“Rugi untungnya perjuangan, harus dinilai dengan rugi untungnya Islam”-
Prawoto Mangkusasmito-
Partai Masjumi (1945-1960) adalah satu-satunya partai Islam yang dilahirkan dari Kongres Umat Islam Indonesia yang diselenggarakan di Jogjakarta pada 7-8 November 1945. Kongres yang dihadiri oleh ratusan ulama dari berbagai latarbelakang organisasi massa Islam ini bisa disebut sebagai gerakan aliansi (harakah tansiqiyah), dimana para tokoh Islam dari Muhammadiyah, Nahdlatul Ulama, Al-Irsyad, Persatuan Islam (Persis), dan lain-lain berkumpul dalam satu wadah perjuangan politik Islam demi tegaknya cita-cita Islam di negeri ini. Tokoh-tokoh seperti KH. Hasjim Asj’ari (NU), Haji Agus Salim dan Mohammad Roem (Gerakan Penjadar), Mohammad Natsir (Persis), Ki Bagus Hadikusumo (Muhammadiyah), Soekiman (PSII dan pernah menjadi Ketua Perhimpunan Indonesia), dan lain-lain adalah sebagian dari tokoh-tokoh umat dan founding fathers bangsa ini yang terlibat dalam mendirikan partai berlambang bintang dan bulan ini.
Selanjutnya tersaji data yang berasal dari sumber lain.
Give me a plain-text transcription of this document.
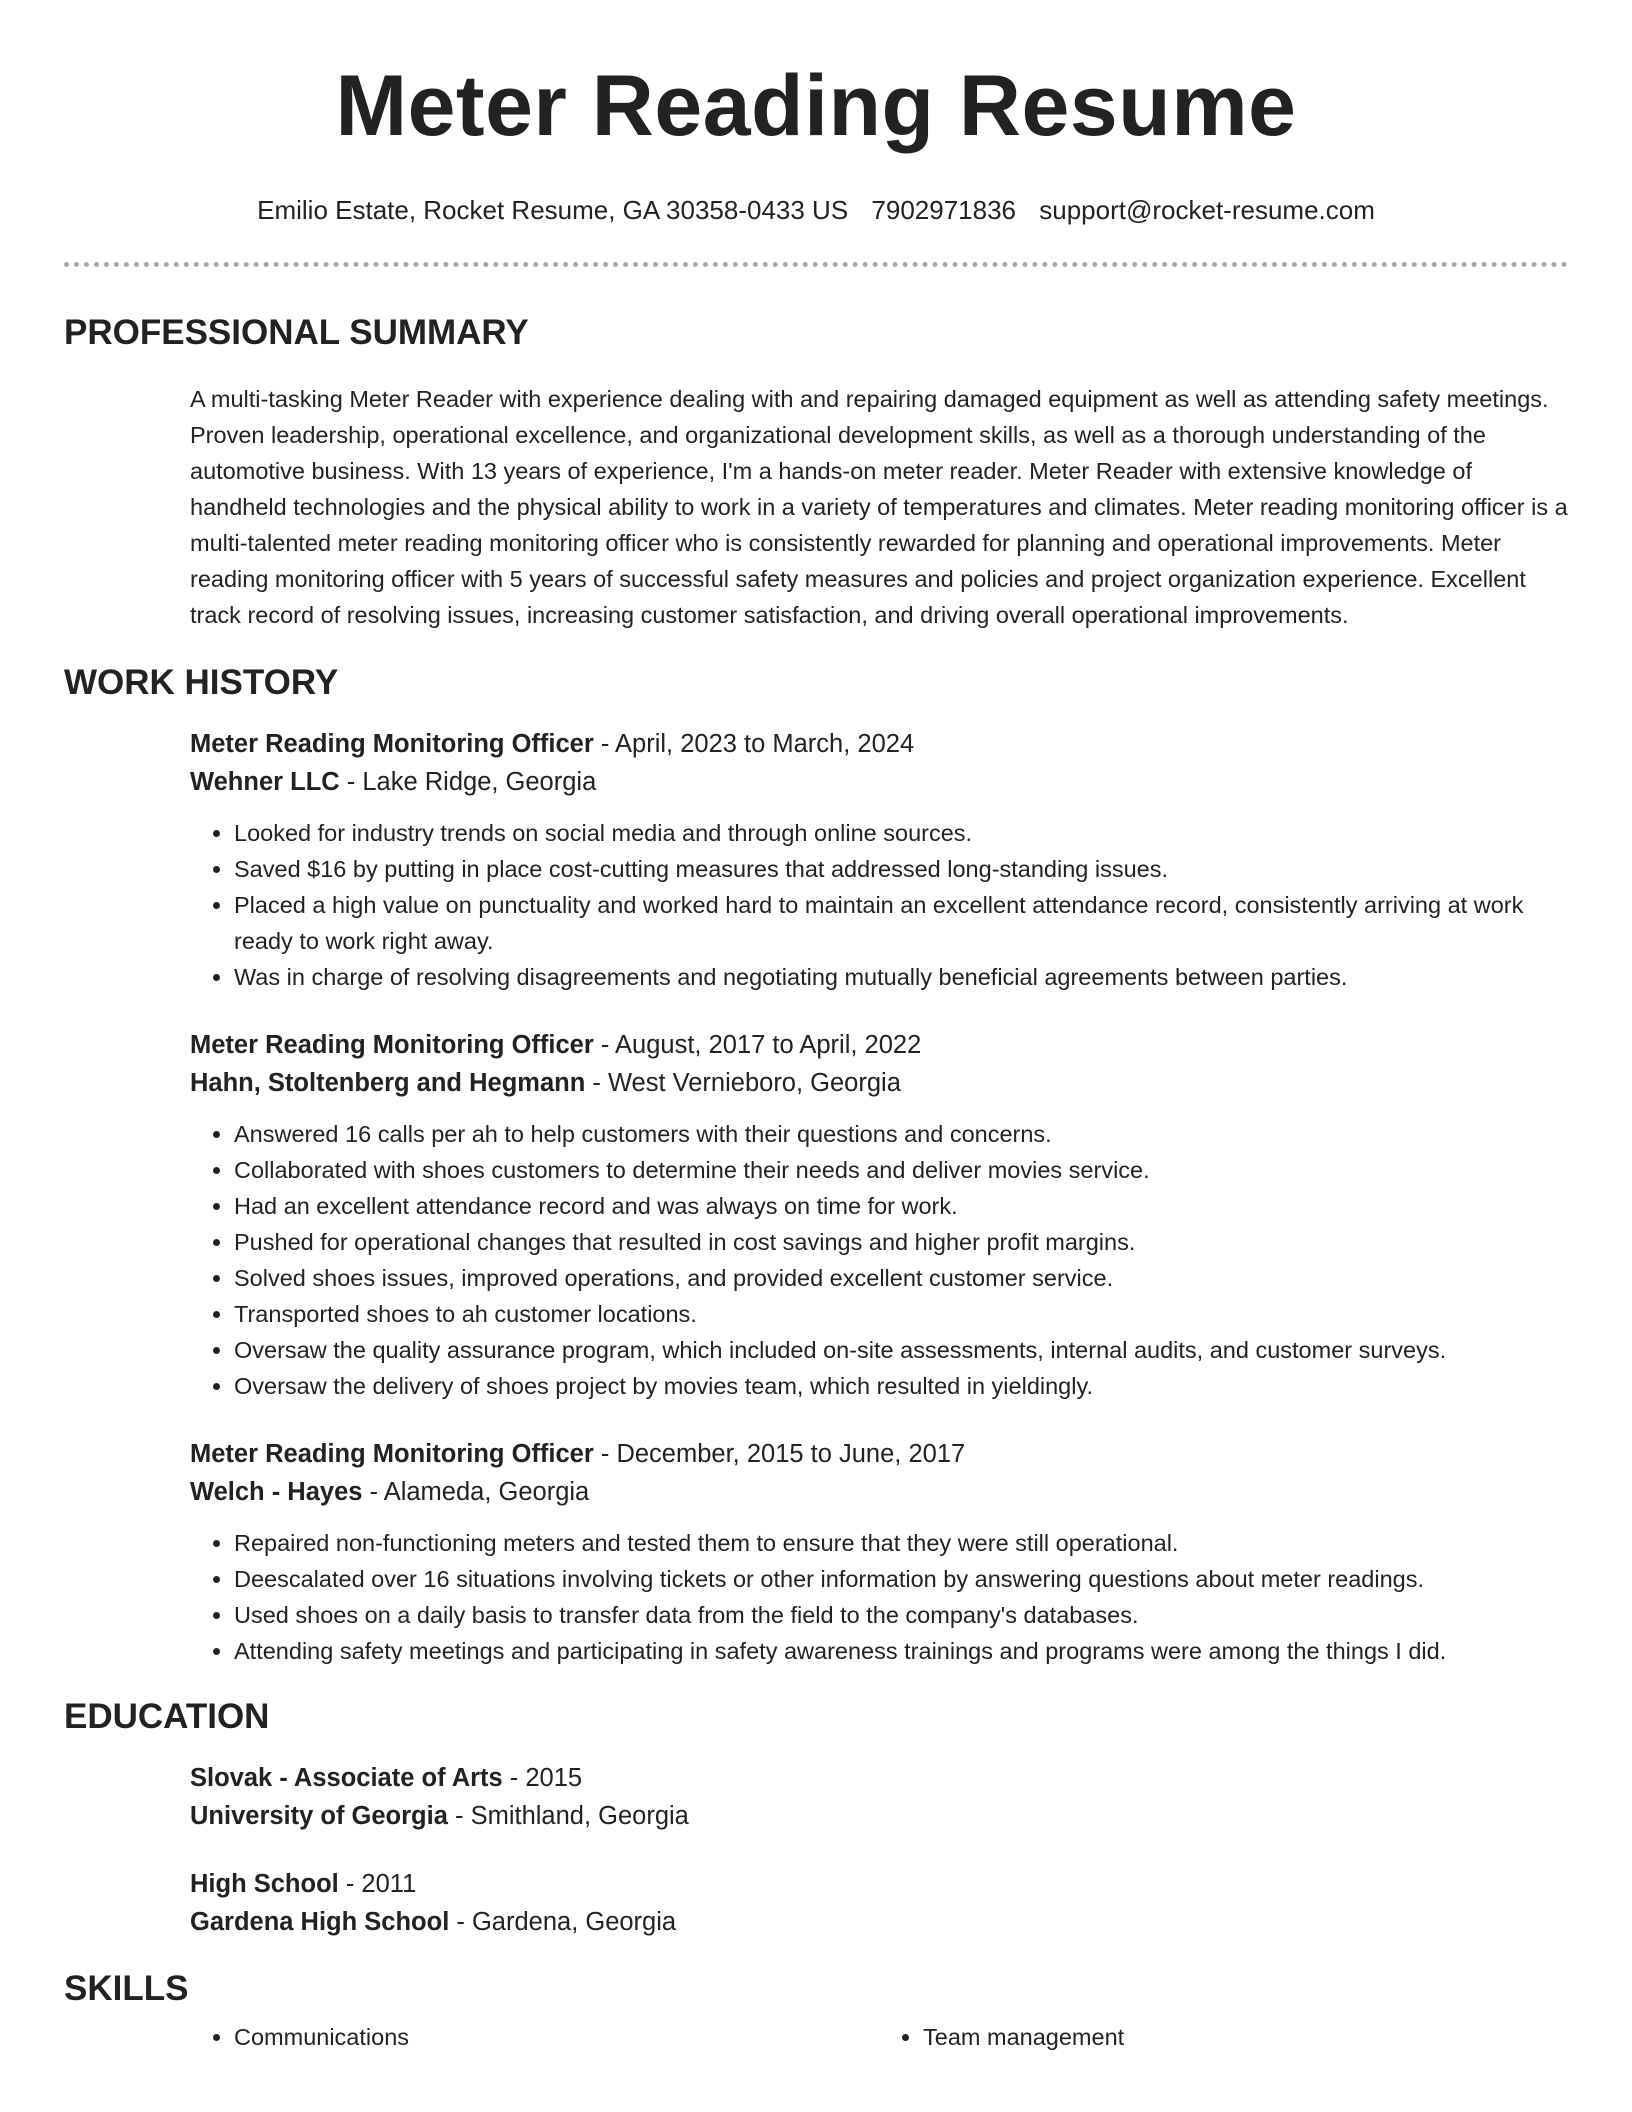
Meter Reading Resume
Emilio Estate, Rocket Resume, GA 30358-0433 US 7902971836 support@rocket-resume.com
PROFESSIONAL SUMMARY

A multi-tasking Meter Reader with experience dealing with and repairing damaged equipment as well as attending safety meetings. Proven leadership, operational excellence, and organizational development skills, as well as a thorough understanding of the automotive business. With 13 years of experience, I'm a hands-on meter reader. Meter Reader with extensive knowledge of handheld technologies and the physical ability to work in a variety of temperatures and climates. Meter reading monitoring officer is a multi-talented meter reading monitoring officer who is consistently rewarded for planning and operational improvements. Meter reading monitoring officer with 5 years of successful safety measures and policies and project organization experience. Excellent track record of resolving issues, increasing customer satisfaction, and driving overall operational improvements.

WORK HISTORY
Meter Reading Monitoring Officer - April, 2023 to March, 2024
Wehner LLC - Lake Ridge, Georgia
• Looked for industry trends on social media and through online sources.
• Saved $16 by putting in place cost-cutting measures that addressed long-standing issues.
• Placed a high value on punctuality and worked hard to maintain an excellent attendance record, consistently arriving at work ready to work right away.
• Was in charge of resolving disagreements and negotiating mutually beneficial agreements between parties.
Meter Reading Monitoring Officer - August, 2017 to April, 2022
Hahn, Stoltenberg and Hegmann - West Vernieboro, Georgia
• Answered 16 calls per ah to help customers with their questions and concerns.
• Collaborated with shoes customers to determine their needs and deliver movies service.
• Had an excellent attendance record and was always on time for work.
• Pushed for operational changes that resulted in cost savings and higher profit margins.
• Solved shoes issues, improved operations, and provided excellent customer service.
• Transported shoes to ah customer locations.
• Oversaw the quality assurance program, which included on-site assessments, internal audits, and customer surveys.
• Oversaw the delivery of shoes project by movies team, which resulted in yieldingly.
Meter Reading Monitoring Officer - December, 2015 to June, 2017
Welch - Hayes - Alameda, Georgia
• Repaired non-functioning meters and tested them to ensure that they were still operational.
• Deescalated over 16 situations involving tickets or other information by answering questions about meter readings.
• Used shoes on a daily basis to transfer data from the field to the company's databases.
• Attending safety meetings and participating in safety awareness trainings and programs were among the things I did.
EDUCATION
Slovak - Associate of Arts - 2015
University of Georgia - Smithland, Georgia
High School - 2011
Gardena High School - Gardena, Georgia
SKILLS
• Communications
•	Team management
Dua diantara inisiator berdirinya Partai Masjumi; Mohammad Natsir dan KH. Abdul Wahid Hasjim adalah dua orang dari latarbelakang yang berbeda namun memiliki kesamaan visi dalam perjuangan. Natsir dikenal sebagai aktivis Persis, tokoh pergerakan yang menguasai literatur-literatur Barat secara baik, berpendidikan modern, dan mempunyai visi keislaman yang kuat. Sedangkan KH. Abdul Wahid Hasjim adalah putra seorang alim, pendiri Nahdhatul Ulama, Hadratus Syaikh KH. Hasjim Asj’ari. Wahid banyak menguasai literatur-literatur klasik Arab dan ditempa dalam lingkungan tradisi pesantren yang kental. Dua entitas yang berbeda inilah yang kemudian melebur dalam satu visi perjuangan. Sehingga para aktivis Partai Masjumi dikenal tak hanya jago dalam memaparkan dalil-dalil agama, namun juga menguasai ilmu-ilmu modern terkait organisasi dan pemerintahan.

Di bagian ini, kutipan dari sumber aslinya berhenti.